Suspended


She sat on the edge of a small fort that adorns one of the peaks of the Himalayan mountain range. Looking over the stunning lake and a manicured golf course dotted with patches of pine tree forests from the Pari mahal, the abode of fairies, she was transfixed. She slipped into a daze -- eyes that went still like an evening without breeze.

I had seen this many times in the three days that I spent with her.

"I was here at this spot," she whispered against an evening breeze that made the words resonated in her mouth. She cleared her throat and spoke again,"It was 16 years ago". It came as a surprise as she stayed just about over half an hour drive from this seemingly unreal and stunning Mughal Gardens.

She wasn't in the mood to talk using too many words and explanations. This wasn't her style anyways. But she seemed to be talking to an old friend as she looked deeper and scanned the treetops and the lake that filled the entire view as the sun slipped away.

"This place was accessible to us; the army took over as insurgents started attacking with greater frequency. The civilians were stopped from getting here and many other places of 'ornamental value'." She was back speaking the greying landscape once again.

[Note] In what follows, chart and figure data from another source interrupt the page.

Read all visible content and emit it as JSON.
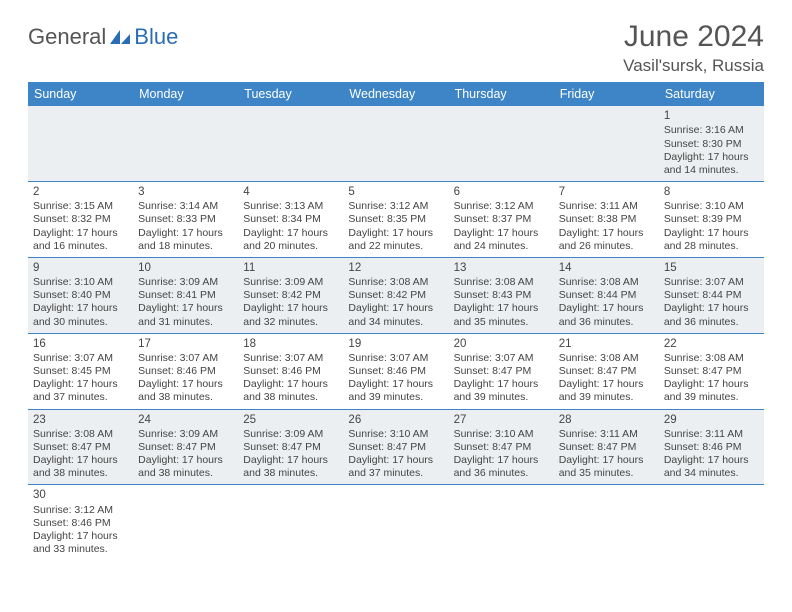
{
  "logo": {
    "text1": "General",
    "text2": "Blue"
  },
  "header": {
    "title": "June 2024",
    "subtitle": "Vasil'sursk, Russia"
  },
  "colors": {
    "header_bg": "#3d85c6",
    "header_text": "#ffffff",
    "alt_row_bg": "#eceff1",
    "row_border": "#3d85c6",
    "logo_blue": "#2a6db5"
  },
  "weekdays": [
    "Sunday",
    "Monday",
    "Tuesday",
    "Wednesday",
    "Thursday",
    "Friday",
    "Saturday"
  ],
  "weeks": [
    {
      "alt": true,
      "days": [
        null,
        null,
        null,
        null,
        null,
        null,
        {
          "n": "1",
          "sr": "Sunrise: 3:16 AM",
          "ss": "Sunset: 8:30 PM",
          "d1": "Daylight: 17 hours",
          "d2": "and 14 minutes."
        }
      ]
    },
    {
      "alt": false,
      "days": [
        {
          "n": "2",
          "sr": "Sunrise: 3:15 AM",
          "ss": "Sunset: 8:32 PM",
          "d1": "Daylight: 17 hours",
          "d2": "and 16 minutes."
        },
        {
          "n": "3",
          "sr": "Sunrise: 3:14 AM",
          "ss": "Sunset: 8:33 PM",
          "d1": "Daylight: 17 hours",
          "d2": "and 18 minutes."
        },
        {
          "n": "4",
          "sr": "Sunrise: 3:13 AM",
          "ss": "Sunset: 8:34 PM",
          "d1": "Daylight: 17 hours",
          "d2": "and 20 minutes."
        },
        {
          "n": "5",
          "sr": "Sunrise: 3:12 AM",
          "ss": "Sunset: 8:35 PM",
          "d1": "Daylight: 17 hours",
          "d2": "and 22 minutes."
        },
        {
          "n": "6",
          "sr": "Sunrise: 3:12 AM",
          "ss": "Sunset: 8:37 PM",
          "d1": "Daylight: 17 hours",
          "d2": "and 24 minutes."
        },
        {
          "n": "7",
          "sr": "Sunrise: 3:11 AM",
          "ss": "Sunset: 8:38 PM",
          "d1": "Daylight: 17 hours",
          "d2": "and 26 minutes."
        },
        {
          "n": "8",
          "sr": "Sunrise: 3:10 AM",
          "ss": "Sunset: 8:39 PM",
          "d1": "Daylight: 17 hours",
          "d2": "and 28 minutes."
        }
      ]
    },
    {
      "alt": true,
      "days": [
        {
          "n": "9",
          "sr": "Sunrise: 3:10 AM",
          "ss": "Sunset: 8:40 PM",
          "d1": "Daylight: 17 hours",
          "d2": "and 30 minutes."
        },
        {
          "n": "10",
          "sr": "Sunrise: 3:09 AM",
          "ss": "Sunset: 8:41 PM",
          "d1": "Daylight: 17 hours",
          "d2": "and 31 minutes."
        },
        {
          "n": "11",
          "sr": "Sunrise: 3:09 AM",
          "ss": "Sunset: 8:42 PM",
          "d1": "Daylight: 17 hours",
          "d2": "and 32 minutes."
        },
        {
          "n": "12",
          "sr": "Sunrise: 3:08 AM",
          "ss": "Sunset: 8:42 PM",
          "d1": "Daylight: 17 hours",
          "d2": "and 34 minutes."
        },
        {
          "n": "13",
          "sr": "Sunrise: 3:08 AM",
          "ss": "Sunset: 8:43 PM",
          "d1": "Daylight: 17 hours",
          "d2": "and 35 minutes."
        },
        {
          "n": "14",
          "sr": "Sunrise: 3:08 AM",
          "ss": "Sunset: 8:44 PM",
          "d1": "Daylight: 17 hours",
          "d2": "and 36 minutes."
        },
        {
          "n": "15",
          "sr": "Sunrise: 3:07 AM",
          "ss": "Sunset: 8:44 PM",
          "d1": "Daylight: 17 hours",
          "d2": "and 36 minutes."
        }
      ]
    },
    {
      "alt": false,
      "days": [
        {
          "n": "16",
          "sr": "Sunrise: 3:07 AM",
          "ss": "Sunset: 8:45 PM",
          "d1": "Daylight: 17 hours",
          "d2": "and 37 minutes."
        },
        {
          "n": "17",
          "sr": "Sunrise: 3:07 AM",
          "ss": "Sunset: 8:46 PM",
          "d1": "Daylight: 17 hours",
          "d2": "and 38 minutes."
        },
        {
          "n": "18",
          "sr": "Sunrise: 3:07 AM",
          "ss": "Sunset: 8:46 PM",
          "d1": "Daylight: 17 hours",
          "d2": "and 38 minutes."
        },
        {
          "n": "19",
          "sr": "Sunrise: 3:07 AM",
          "ss": "Sunset: 8:46 PM",
          "d1": "Daylight: 17 hours",
          "d2": "and 39 minutes."
        },
        {
          "n": "20",
          "sr": "Sunrise: 3:07 AM",
          "ss": "Sunset: 8:47 PM",
          "d1": "Daylight: 17 hours",
          "d2": "and 39 minutes."
        },
        {
          "n": "21",
          "sr": "Sunrise: 3:08 AM",
          "ss": "Sunset: 8:47 PM",
          "d1": "Daylight: 17 hours",
          "d2": "and 39 minutes."
        },
        {
          "n": "22",
          "sr": "Sunrise: 3:08 AM",
          "ss": "Sunset: 8:47 PM",
          "d1": "Daylight: 17 hours",
          "d2": "and 39 minutes."
        }
      ]
    },
    {
      "alt": true,
      "days": [
        {
          "n": "23",
          "sr": "Sunrise: 3:08 AM",
          "ss": "Sunset: 8:47 PM",
          "d1": "Daylight: 17 hours",
          "d2": "and 38 minutes."
        },
        {
          "n": "24",
          "sr": "Sunrise: 3:09 AM",
          "ss": "Sunset: 8:47 PM",
          "d1": "Daylight: 17 hours",
          "d2": "and 38 minutes."
        },
        {
          "n": "25",
          "sr": "Sunrise: 3:09 AM",
          "ss": "Sunset: 8:47 PM",
          "d1": "Daylight: 17 hours",
          "d2": "and 38 minutes."
        },
        {
          "n": "26",
          "sr": "Sunrise: 3:10 AM",
          "ss": "Sunset: 8:47 PM",
          "d1": "Daylight: 17 hours",
          "d2": "and 37 minutes."
        },
        {
          "n": "27",
          "sr": "Sunrise: 3:10 AM",
          "ss": "Sunset: 8:47 PM",
          "d1": "Daylight: 17 hours",
          "d2": "and 36 minutes."
        },
        {
          "n": "28",
          "sr": "Sunrise: 3:11 AM",
          "ss": "Sunset: 8:47 PM",
          "d1": "Daylight: 17 hours",
          "d2": "and 35 minutes."
        },
        {
          "n": "29",
          "sr": "Sunrise: 3:11 AM",
          "ss": "Sunset: 8:46 PM",
          "d1": "Daylight: 17 hours",
          "d2": "and 34 minutes."
        }
      ]
    },
    {
      "alt": false,
      "days": [
        {
          "n": "30",
          "sr": "Sunrise: 3:12 AM",
          "ss": "Sunset: 8:46 PM",
          "d1": "Daylight: 17 hours",
          "d2": "and 33 minutes."
        },
        null,
        null,
        null,
        null,
        null,
        null
      ]
    }
  ]
}
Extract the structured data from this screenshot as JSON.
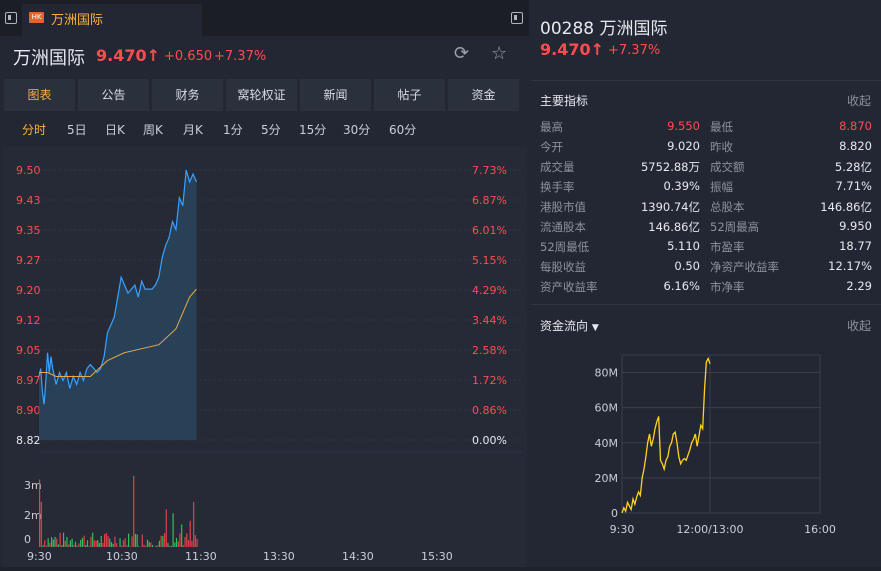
{
  "tab": {
    "market_badge": "HK",
    "label": "万洲国际"
  },
  "header": {
    "name": "万洲国际",
    "price": "9.470",
    "arrow": "↑",
    "change": "+0.650",
    "change_pct": "+7.37%"
  },
  "menu": [
    {
      "label": "图表",
      "active": true
    },
    {
      "label": "公告",
      "active": false
    },
    {
      "label": "财务",
      "active": false
    },
    {
      "label": "窝轮权证",
      "active": false
    },
    {
      "label": "新闻",
      "active": false
    },
    {
      "label": "帖子",
      "active": false
    },
    {
      "label": "资金",
      "active": false
    }
  ],
  "periods": [
    {
      "label": "分时",
      "active": true
    },
    {
      "label": "5日",
      "active": false
    },
    {
      "label": "日K",
      "active": false
    },
    {
      "label": "周K",
      "active": false
    },
    {
      "label": "月K",
      "active": false
    },
    {
      "label": "1分",
      "active": false
    },
    {
      "label": "5分",
      "active": false
    },
    {
      "label": "15分",
      "active": false
    },
    {
      "label": "30分",
      "active": false
    },
    {
      "label": "60分",
      "active": false
    }
  ],
  "intraday": {
    "price_ticks": [
      "9.50",
      "9.43",
      "9.35",
      "9.27",
      "9.20",
      "9.12",
      "9.05",
      "8.97",
      "8.90",
      "8.82"
    ],
    "pct_ticks": [
      "7.73%",
      "6.87%",
      "6.01%",
      "5.15%",
      "4.29%",
      "3.44%",
      "2.58%",
      "1.72%",
      "0.86%",
      "0.00%"
    ],
    "volume_ticks": [
      "3m",
      "2m",
      "0"
    ],
    "time_ticks": [
      "9:30",
      "10:30",
      "11:30",
      "13:30",
      "14:30",
      "15:30"
    ],
    "price_range": [
      8.82,
      9.5
    ],
    "price_path": [
      [
        0,
        8.98
      ],
      [
        1,
        9.0
      ],
      [
        2,
        8.94
      ],
      [
        3,
        8.91
      ],
      [
        4,
        8.97
      ],
      [
        5,
        9.04
      ],
      [
        6,
        8.99
      ],
      [
        7,
        9.03
      ],
      [
        8,
        9.0
      ],
      [
        10,
        8.96
      ],
      [
        12,
        8.99
      ],
      [
        14,
        8.97
      ],
      [
        16,
        8.99
      ],
      [
        18,
        8.95
      ],
      [
        20,
        8.98
      ],
      [
        22,
        8.96
      ],
      [
        24,
        8.99
      ],
      [
        26,
        8.97
      ],
      [
        28,
        9.0
      ],
      [
        30,
        9.01
      ],
      [
        32,
        9.0
      ],
      [
        34,
        8.99
      ],
      [
        36,
        9.0
      ],
      [
        38,
        9.03
      ],
      [
        40,
        9.09
      ],
      [
        42,
        9.11
      ],
      [
        44,
        9.13
      ],
      [
        46,
        9.18
      ],
      [
        48,
        9.23
      ],
      [
        50,
        9.21
      ],
      [
        52,
        9.19
      ],
      [
        54,
        9.2
      ],
      [
        56,
        9.21
      ],
      [
        58,
        9.18
      ],
      [
        60,
        9.22
      ],
      [
        62,
        9.2
      ],
      [
        64,
        9.2
      ],
      [
        66,
        9.2
      ],
      [
        68,
        9.21
      ],
      [
        70,
        9.23
      ],
      [
        72,
        9.28
      ],
      [
        74,
        9.31
      ],
      [
        76,
        9.33
      ],
      [
        78,
        9.37
      ],
      [
        80,
        9.35
      ],
      [
        82,
        9.43
      ],
      [
        84,
        9.41
      ],
      [
        86,
        9.5
      ],
      [
        88,
        9.47
      ],
      [
        90,
        9.49
      ],
      [
        92,
        9.47
      ]
    ],
    "avg_path": [
      [
        0,
        8.99
      ],
      [
        5,
        8.99
      ],
      [
        10,
        8.98
      ],
      [
        20,
        8.98
      ],
      [
        30,
        8.98
      ],
      [
        35,
        9.0
      ],
      [
        40,
        9.02
      ],
      [
        50,
        9.04
      ],
      [
        60,
        9.05
      ],
      [
        70,
        9.06
      ],
      [
        80,
        9.1
      ],
      [
        85,
        9.15
      ],
      [
        88,
        9.18
      ],
      [
        92,
        9.2
      ]
    ],
    "volume_max": 3.5
  },
  "right": {
    "title": "00288 万洲国际",
    "price": "9.470",
    "arrow": "↑",
    "change_pct": "+7.37%",
    "indicators_title": "主要指标",
    "collapse": "收起",
    "metrics": [
      {
        "l1": "最高",
        "v1": "9.550",
        "c1": "red",
        "l2": "最低",
        "v2": "8.870",
        "c2": "red"
      },
      {
        "l1": "今开",
        "v1": "9.020",
        "c1": "",
        "l2": "昨收",
        "v2": "8.820",
        "c2": ""
      },
      {
        "l1": "成交量",
        "v1": "5752.88万",
        "c1": "",
        "l2": "成交额",
        "v2": "5.28亿",
        "c2": ""
      },
      {
        "l1": "换手率",
        "v1": "0.39%",
        "c1": "",
        "l2": "振幅",
        "v2": "7.71%",
        "c2": ""
      },
      {
        "l1": "港股市值",
        "v1": "1390.74亿",
        "c1": "",
        "l2": "总股本",
        "v2": "146.86亿",
        "c2": ""
      },
      {
        "l1": "流通股本",
        "v1": "146.86亿",
        "c1": "",
        "l2": "52周最高",
        "v2": "9.950",
        "c2": ""
      },
      {
        "l1": "52周最低",
        "v1": "5.110",
        "c1": "",
        "l2": "市盈率",
        "v2": "18.77",
        "c2": ""
      },
      {
        "l1": "每股收益",
        "v1": "0.50",
        "c1": "",
        "l2": "净资产收益率",
        "v2": "12.17%",
        "c2": ""
      },
      {
        "l1": "资产收益率",
        "v1": "6.16%",
        "c1": "",
        "l2": "市净率",
        "v2": "2.29",
        "c2": ""
      }
    ],
    "fund_title": "资金流向",
    "fund_collapse": "收起"
  },
  "chart_data": {
    "type": "line",
    "title": "",
    "xlabel": "",
    "ylabel": "",
    "x_ticks": [
      "9:30",
      "12:00/13:00",
      "16:00"
    ],
    "y_ticks": [
      "0",
      "20M",
      "40M",
      "60M",
      "80M"
    ],
    "ylim": [
      0,
      90
    ],
    "grid": true,
    "series": [
      {
        "values": [
          0,
          3,
          1,
          6,
          4,
          2,
          8,
          5,
          9,
          12,
          10,
          20,
          25,
          32,
          40,
          45,
          38,
          42,
          48,
          52,
          55,
          30,
          28,
          25,
          30,
          32,
          38,
          40,
          45,
          46,
          40,
          32,
          28,
          30,
          31,
          30,
          33,
          36,
          40,
          42,
          45,
          38,
          44,
          50,
          48,
          70,
          86,
          88,
          85
        ]
      }
    ]
  }
}
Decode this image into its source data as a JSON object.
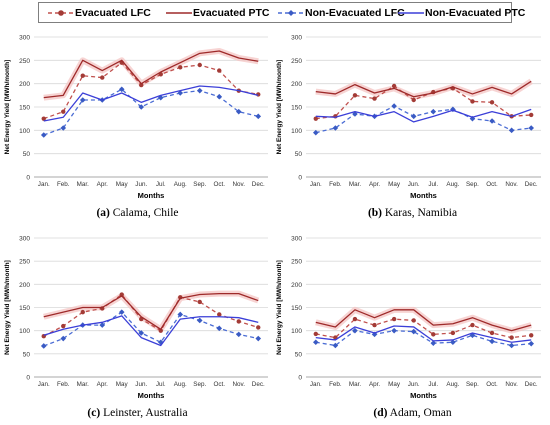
{
  "legend": {
    "items": [
      {
        "label": "Evacuated LFC",
        "series": "evac_lfc"
      },
      {
        "label": "Evacuated PTC",
        "series": "evac_ptc"
      },
      {
        "label": "Non-Evacuated LFC",
        "series": "nonevac_lfc"
      },
      {
        "label": "Non-Evacuated PTC",
        "series": "nonevac_ptc"
      }
    ]
  },
  "series_styles": {
    "evac_lfc": {
      "name": "Evacuated LFC",
      "color": "#c0504d",
      "dash": true,
      "marker": "circle"
    },
    "evac_ptc": {
      "name": "Evacuated PTC",
      "color": "#9e2a2a",
      "dash": false,
      "marker": "none"
    },
    "nonevac_lfc": {
      "name": "Non-Evacuated LFC",
      "color": "#4a6cd4",
      "dash": true,
      "marker": "diamond"
    },
    "nonevac_ptc": {
      "name": "Non-Evacuated PTC",
      "color": "#3b3fd8",
      "dash": false,
      "marker": "none"
    },
    "band_color": "#f4c6c4"
  },
  "chart_data": [
    {
      "type": "line",
      "id": "calama",
      "caption_bold": "(a)",
      "caption_text": " Calama, Chile",
      "ylabel": "Net Energy Yield [MWh/month]",
      "xlabel": "Months",
      "categories": [
        "Jan.",
        "Feb.",
        "Mar.",
        "Apr.",
        "May",
        "Jun.",
        "Jul.",
        "Aug.",
        "Sep.",
        "Oct.",
        "Nov.",
        "Dec."
      ],
      "ylim": [
        0,
        300
      ],
      "yticks": [
        0,
        50,
        100,
        150,
        200,
        250,
        300
      ],
      "grid": true,
      "series": [
        {
          "key": "evac_lfc",
          "values": [
            125,
            140,
            217,
            213,
            245,
            197,
            220,
            235,
            240,
            228,
            185,
            177
          ]
        },
        {
          "key": "evac_ptc",
          "values": [
            170,
            175,
            250,
            228,
            250,
            200,
            225,
            245,
            265,
            270,
            255,
            248
          ]
        },
        {
          "key": "nonevac_lfc",
          "values": [
            90,
            105,
            165,
            165,
            188,
            150,
            170,
            180,
            185,
            172,
            140,
            130
          ]
        },
        {
          "key": "nonevac_ptc",
          "values": [
            120,
            128,
            180,
            165,
            180,
            160,
            175,
            185,
            195,
            192,
            185,
            175
          ]
        }
      ]
    },
    {
      "type": "line",
      "id": "karas",
      "caption_bold": "(b)",
      "caption_text": " Karas, Namibia",
      "ylabel": "Net Energy Yield [MWh/month]",
      "xlabel": "Months",
      "categories": [
        "Jan.",
        "Feb.",
        "Mar.",
        "Apr.",
        "May",
        "Jun.",
        "Jul.",
        "Aug.",
        "Sep.",
        "Oct.",
        "Nov.",
        "Dec."
      ],
      "ylim": [
        0,
        300
      ],
      "yticks": [
        0,
        50,
        100,
        150,
        200,
        250,
        300
      ],
      "grid": true,
      "series": [
        {
          "key": "evac_lfc",
          "values": [
            125,
            130,
            175,
            168,
            195,
            165,
            182,
            190,
            162,
            160,
            130,
            133
          ]
        },
        {
          "key": "evac_ptc",
          "values": [
            183,
            178,
            198,
            180,
            190,
            172,
            180,
            193,
            178,
            192,
            178,
            205
          ]
        },
        {
          "key": "nonevac_lfc",
          "values": [
            95,
            105,
            135,
            130,
            152,
            130,
            140,
            145,
            125,
            120,
            100,
            105
          ]
        },
        {
          "key": "nonevac_ptc",
          "values": [
            130,
            128,
            140,
            130,
            140,
            118,
            130,
            143,
            128,
            140,
            130,
            145
          ]
        }
      ]
    },
    {
      "type": "line",
      "id": "leinster",
      "caption_bold": "(c)",
      "caption_text": " Leinster, Australia",
      "ylabel": "Net Energy Yield [MWh/month]",
      "xlabel": "Months",
      "categories": [
        "Jan.",
        "Feb.",
        "Mar.",
        "Apr.",
        "May",
        "Jun.",
        "Jul.",
        "Aug.",
        "Sep.",
        "Oct.",
        "Nov.",
        "Dec."
      ],
      "ylim": [
        0,
        300
      ],
      "yticks": [
        0,
        50,
        100,
        150,
        200,
        250,
        300
      ],
      "grid": true,
      "series": [
        {
          "key": "evac_lfc",
          "values": [
            88,
            110,
            140,
            148,
            178,
            125,
            100,
            172,
            162,
            135,
            120,
            107
          ]
        },
        {
          "key": "evac_ptc",
          "values": [
            130,
            140,
            150,
            150,
            175,
            130,
            103,
            170,
            178,
            180,
            180,
            165
          ]
        },
        {
          "key": "nonevac_lfc",
          "values": [
            67,
            83,
            112,
            112,
            140,
            95,
            75,
            135,
            122,
            105,
            92,
            83
          ]
        },
        {
          "key": "nonevac_ptc",
          "values": [
            90,
            103,
            112,
            118,
            132,
            85,
            68,
            125,
            130,
            130,
            128,
            118
          ]
        }
      ]
    },
    {
      "type": "line",
      "id": "adam",
      "caption_bold": "(d)",
      "caption_text": " Adam, Oman",
      "ylabel": "Net Energy Yield [MWh/month]",
      "xlabel": "Months",
      "categories": [
        "Jan.",
        "Feb.",
        "Mar.",
        "Apr.",
        "May",
        "Jun.",
        "Jul.",
        "Aug.",
        "Sep.",
        "Oct.",
        "Nov.",
        "Dec."
      ],
      "ylim": [
        0,
        300
      ],
      "yticks": [
        0,
        50,
        100,
        150,
        200,
        250,
        300
      ],
      "grid": true,
      "series": [
        {
          "key": "evac_lfc",
          "values": [
            93,
            85,
            125,
            112,
            125,
            122,
            92,
            95,
            112,
            95,
            85,
            90
          ]
        },
        {
          "key": "evac_ptc",
          "values": [
            118,
            108,
            145,
            128,
            145,
            145,
            112,
            115,
            128,
            112,
            100,
            112
          ]
        },
        {
          "key": "nonevac_lfc",
          "values": [
            75,
            68,
            100,
            92,
            100,
            98,
            73,
            75,
            90,
            77,
            68,
            72
          ]
        },
        {
          "key": "nonevac_ptc",
          "values": [
            85,
            80,
            108,
            95,
            110,
            108,
            78,
            80,
            95,
            85,
            75,
            80
          ]
        }
      ]
    }
  ]
}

I turned to two of our other friends who had accompanied us. Both doctors, working with trauma victims in the villages of Kashmir. They too had come here after a decade.

I tried engaging with them, with my NGO mind. About what it meant being separated from one of most beautiful memory. They all had both come here as school kids, when the valley was not resonating with guns.

Each conversation that I had with them carried imagery of past or at best rare optimism about the future, while the present remained paralysed.